The numbers are in! And they are…


Well, I can’t quite say yet publicly, as they are still being refined and digested by the Direct Selling Association Research Committee. But we will be revealing and discussing industry performance at the upcoming DSA Annual Meeting in Austin, Texas June 3-5. And it will be a hot topic.

Direct selling, like many businesses, and retailing generally, is in a state of transition. This year, the numbers are an insight into that transition. After several years of introspection and transformation, it seems clear (to me at least) that our business model is poised to make the next big jump into the future.

I have spent much of the last few weeks in detailed, individual discussions with many of direct selling’s leading thinkers—CEOs, mid-level on the ground executives, industry consultants, academic experts, Association Hall of Fame Award winners among them. One persistent thought I’ve had is that this is a transformational moment. What our industry does during the coming months will shape our future.
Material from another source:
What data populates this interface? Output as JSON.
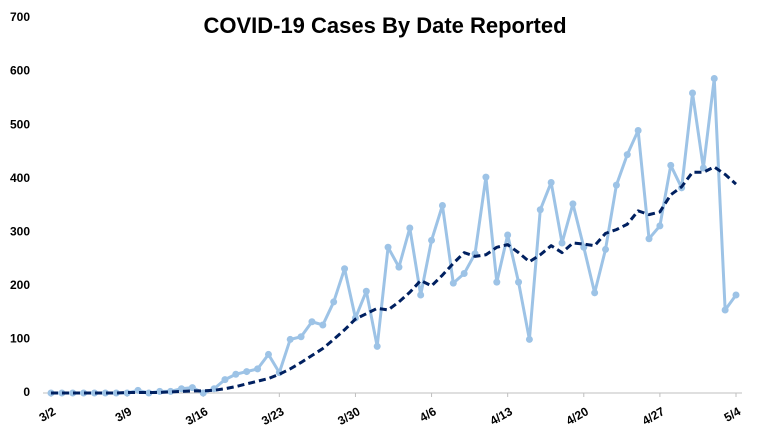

These discussions will continue in Austin as we explore “The Way Forward.” Questions to be engaged include:

  •  What do the recent challenges in party plan performance signal?
  • What do historically low unemployment rates mean for recruitment and retention?
  • How do we react to the immediate delivery demands of consumers spawned by the Amazon phenomenon?
  • How do we cope with unauthorized online sales? What are the most recent trends in immediate compensation for direct sellers?
  • How have and will Association efforts to improve the credibility and reputation of the model benefit us all in the continuing competition against other commerce, especially in the battle for product sales and individual sellers?
  • What do demographic trends portend for an aging salesforce, and how is technology changing the very face of direct selling?
  • How can direct sellers work together to meet these challenges, while still maintaining their individual competitive edge?
  • How will direct selling businesses incorporate the experience of non-direct selling organizations into their business models without sacrificing their core identities?

I can say this about the numbers. They paint a picture that reflects the optimism shared by the industry experts with whom I’ve spoken, as well as the uncertainty about how direct sellers will reach our predicted success.

The Association’s job is to serve as an industry advocate and cheerleader while identifying the necessary areas of growth and challenges we all face. I am truly optimistic about the future of this great business, but I am not hesitant to identify the areas we need to address to reach that future. Fortunately, the numbers are a strong indicator of where direct selling is and where we are going, and that clearly is the “way forward.”